I decided to brand these leaderboards as “Grid Decision” and for several years published technology leaderboards in the restaurant, retail, and hotel markets.

By now you might be thinking, what the heck does this have to do with your Embracing the RFI-RFP Combo title? Here’s what happened next:

Clients and vendors embraced Grid Decision. Approx 30 vendors participated and we used it successfully in several large enterprise selections.

Splitting the RFP into an RFI and RFP

Vendors were not interested or able to share some data typically included in an RFP due to confidentiality. This caused me to split the RFP into a Grid Decision RFI (Request for Information) and client-specific RFP. Here are the differences:

  • Grid Decision RFI: includes all informational questions that aren’t confidential or client-specific (ex: functionality, service, integration, technology)
  • Client-specific RFP: includes only client-specific and/or confidential questions (ex: pricing, references, vendor financials, timelines)

This model worked extremely well because we could apply a client’s weighting model (priorities) to pre-scored RFI data from 20-30 vendors in a Round 1 elimination process. This allowed us to drill into the data to help educate clients on the differences between vendors, especially those on the fence for whether to eliminate or move forward to Round 2 (RFP round). It also meant less Non-Disclosure Agreements (NDA) were needed as they weren’t needed until after using the RFI to short-list vendors.
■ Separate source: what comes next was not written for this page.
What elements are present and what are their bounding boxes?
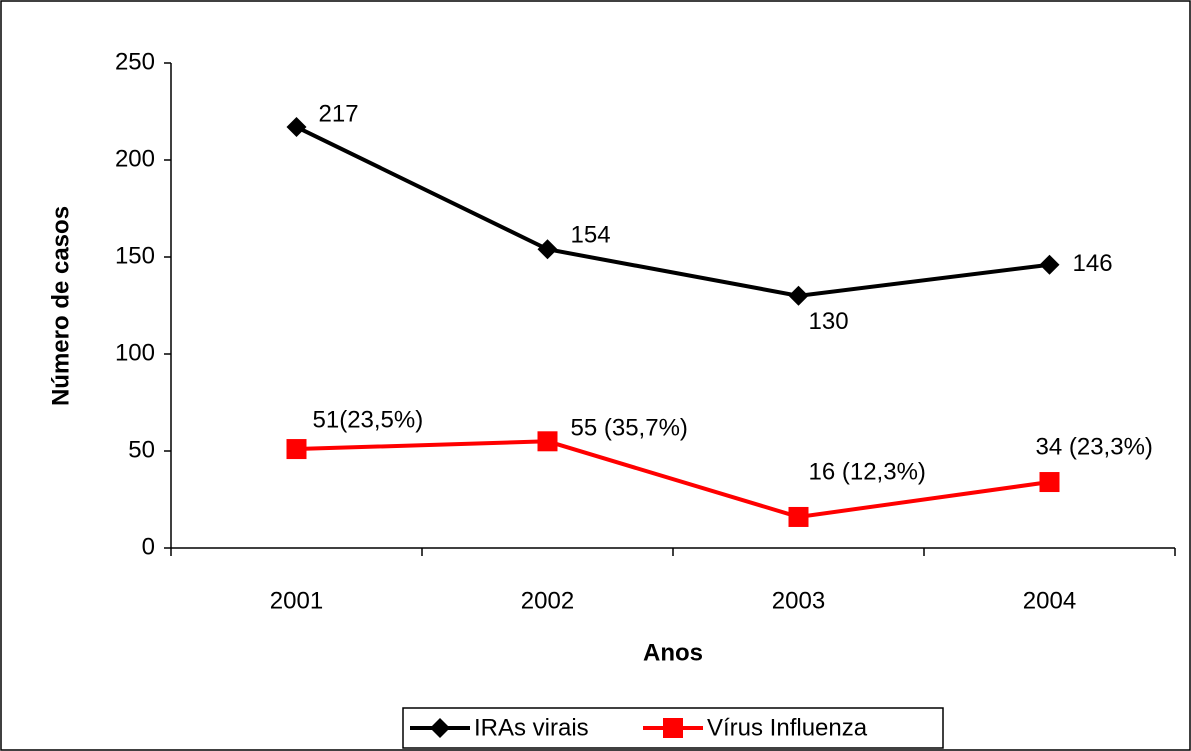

Over time, this RFI continued to grow to several thousand questions (we’ve also continuously eliminated questions that didn’t differentiate or add value) and provided a very thorough and quantitative way to short-list vendors. Additionally, we moved the RFI to a format of 100% drop-down boxes with auto-scored answers. This effectively meant the vendors are scoring themselves and solved the RFP scoring challenges described above.

Best of all, we could now spend one day with a client and produce the
same output as the old RFP process that took 4-6 weeks.

The Streamlined RFP

By moving all informational/educational questions to the RFI, this enabled the RFP to become what the name implies, a request for proposal. That means the RFP includes requests for confidential information and provides all the information a vendor will need to know about the client (requirements, priorities, timelines, volumes, etc…) in order to prepare a proposal (timelines, costs, implementation and integration needs/plans, and approach for deploying their solutions and services). There’s no need to include questions about the solution as those were already covered in the RFI.

With this model, the RFI includes hundreds to thousands of questions
whereas the RFP might only include 20-50 questions.

After leveraging this RFI and RFP combination over the past 4 years, I can’t imagine going back to the old model of cramming everything into one big RFP and trudging through the RFP scoring process.

What’s the Latest?

We stopped publishing the Grid Decision leaderboards this year for several reasons: 1) Due to COVID-19, vendors couldn’t prioritize refreshing the RFI data this year due to staff reductions and clients put all vendor selections on hold to focus on surviving the lock-downs, 2) we have always struggled to define one universal weighting model at the market-level for the leaderboards because the chains are all so different, and 3) it took a lot of time to produce, publish, and publicize the leaderboards without much of a return on investment (our clients were engaging us based on our reputation, not the leaderboards).

So what now? Our new process looks like this:

We leverage the RFI to educate clients and short-list vendors to receive a mini-RFP in Round 2.